Em um dos raros movimentos laterais que a câmera realiza, abandonado seu ponto de vista hegemonicamente fixo, acompanhamos Andreia caminhando pela estrada e finalmente parando na beirada para observar, desta vez, Baronesa. Em outro movimento de câmera semelhante a este, assistimos Negão andando em Vila Mariquinha, parando e balançando um objeto pendurado numa porta. Se os movimentos repetitivos daquele objeto traduziam ludicamente o misto de atividade e imobilismo daquele momento da narrativa, agora, ao mover-se para acompanhar Andreia, a câmera segue o seu o olhar: a direção assume, pela primeira vez, a câmera subjetiva e alcança tanto o bairro (supostamente Baronesa) quanto o horizonte sistematicamente excluído do restante da narrativa, e manifesta um novo processo de organização e construção do ponto de vista – a profundidade de campo, os movimentos de câmera e dos personagens, a decupagem interna aos planos e uma ausência de ruídos que produzem um olhar mais completivo, permitindo que os personagens existam em suas respectivas quietudes e instaurando um momento de indefinição – uma vez que estivemos apartados deste modo de representação durante toda a narrativa, não sabemos bem o que sentir, para onde olhar, assim como Andreia e Leidiane, que estão separadas pela primeira vez.

Agora, a reinvenção, mais do que lúdica ou em função do prazer, é material: reconstrói-se a casa, tijolo por tijolo, sob o silêncio necessário para a reconstituição do grito – a música interrompida no momento dos tiros. Numa espécie de plano e contraplano entre Andreia e Leidiane, ambas sentadas na parte superior da casa das suas moradas, esta duplicidade da sequência final explicita a envergadura do processo: embora exista uma latência de força naquelas personagens, de onde Andreia retira a energia com que constrói sozinha sua nova casa, ainda existe também a contra-parte dialética reposta pela violência da vida social que não foi abafada, representada pelos ruídos que invadem o plano de Leidiane como o faiscar de um perigo prestes a novamente romper as barreiras do extracampo.

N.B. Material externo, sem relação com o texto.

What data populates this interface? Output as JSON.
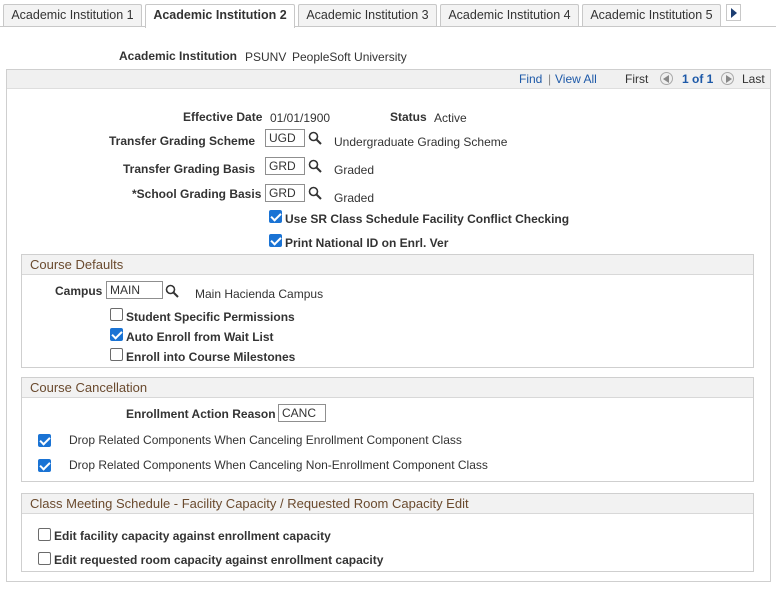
{
  "tabs": [
    {
      "label": "Academic Institution 1",
      "active": false
    },
    {
      "label": "Academic Institution 2",
      "active": true
    },
    {
      "label": "Academic Institution 3",
      "active": false
    },
    {
      "label": "Academic Institution 4",
      "active": false
    },
    {
      "label": "Academic Institution 5",
      "active": false
    }
  ],
  "header": {
    "institution_label": "Academic Institution",
    "institution_code": "PSUNV",
    "institution_name": "PeopleSoft University"
  },
  "nav": {
    "find": "Find",
    "separator": "|",
    "view_all": "View All",
    "first": "First",
    "count": "1 of 1",
    "last": "Last"
  },
  "fields": {
    "effective_date_label": "Effective Date",
    "effective_date": "01/01/1900",
    "status_label": "Status",
    "status": "Active",
    "transfer_scheme_label": "Transfer Grading Scheme",
    "transfer_scheme_value": "UGD",
    "transfer_scheme_desc": "Undergraduate Grading Scheme",
    "transfer_basis_label": "Transfer Grading Basis",
    "transfer_basis_value": "GRD",
    "transfer_basis_desc": "Graded",
    "school_basis_label": "*School Grading Basis",
    "school_basis_value": "GRD",
    "school_basis_desc": "Graded",
    "facility_conflict_label": "Use SR Class Schedule Facility Conflict Checking",
    "facility_conflict_checked": true,
    "print_national_id_label": "Print National ID on Enrl. Ver",
    "print_national_id_checked": true
  },
  "course_defaults": {
    "title": "Course Defaults",
    "campus_label": "Campus",
    "campus_value": "MAIN",
    "campus_desc": "Main Hacienda Campus",
    "student_permissions_label": "Student Specific Permissions",
    "student_permissions_checked": false,
    "auto_enroll_label": "Auto Enroll from Wait List",
    "auto_enroll_checked": true,
    "milestones_label": "Enroll into Course Milestones",
    "milestones_checked": false
  },
  "course_cancellation": {
    "title": "Course Cancellation",
    "reason_label": "Enrollment Action Reason",
    "reason_value": "CANC",
    "drop_enrollment_label": "Drop Related Components When Canceling Enrollment Component Class",
    "drop_enrollment_checked": true,
    "drop_non_enrollment_label": "Drop Related Components When Canceling Non-Enrollment Component Class",
    "drop_non_enrollment_checked": true
  },
  "meeting_schedule": {
    "title": "Class Meeting Schedule - Facility Capacity / Requested Room Capacity Edit",
    "facility_capacity_label": "Edit facility capacity against enrollment capacity",
    "facility_capacity_checked": false,
    "room_capacity_label": "Edit requested room capacity against enrollment capacity",
    "room_capacity_checked": false
  },
  "colors": {
    "link": "#1d59a8",
    "checkbox_on": "#1a73d4",
    "group_title": "#6a4a2e"
  }
}
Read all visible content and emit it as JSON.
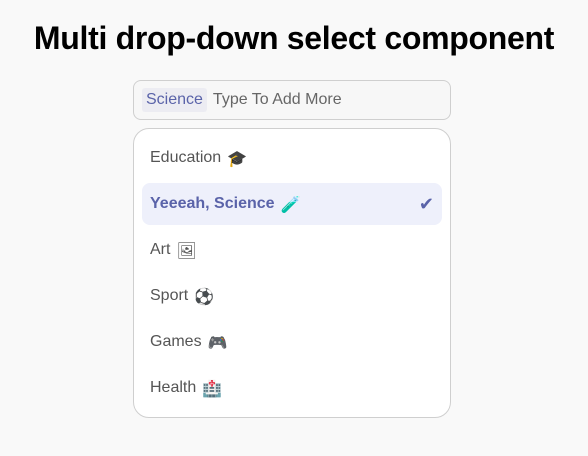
{
  "title": "Multi drop-down select component",
  "select": {
    "chips": [
      "Science"
    ],
    "placeholder": "Type To Add More"
  },
  "options": [
    {
      "label": "Education",
      "emoji": "🎓",
      "selected": false
    },
    {
      "label": "Yeeeah, Science",
      "emoji": "🧪",
      "selected": true
    },
    {
      "label": "Art",
      "emoji": "🖼",
      "selected": false
    },
    {
      "label": "Sport",
      "emoji": "⚽",
      "selected": false
    },
    {
      "label": "Games",
      "emoji": "🎮",
      "selected": false
    },
    {
      "label": "Health",
      "emoji": "🏥",
      "selected": false
    }
  ],
  "check_glyph": "✔",
  "colors": {
    "accent": "#5a63a9",
    "selected_bg": "#eef0fb",
    "chip_bg": "#ececf2"
  }
}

Uma vez rompida a forma do filme, não há sutura possível – não há possibilidade de redenção ou satisfação do espírito com um final reconciliatório cujo saldo final seria somente a preparação da sensibilidade do espectador para as brutalidades das experiências. Contra isso, o crítico Victor Guimarães escreveu que talvez o gesto mais urgente de uma dramaturgia política hoje consista em neutralizar radicalmente qualquer forma de catarse”.

Por suposto, Baronesa é um destes filmes que não apelam para a catarse. Ou melhor, Baronesa é um destes filmes que não terminam, mas que, como o crítico francês André Bazin dizia, “retornam ao tempo como os rios retornam ao mar”. Somente assim é possível descrever como somos incumbidos a sentir o peso daquele plano final – o mistério, o som abafado, o futuro velado, a criança sozinha, podendo cair da cama a qualquer momento, mas também de olhos fechados, porque é assim que também se sonha.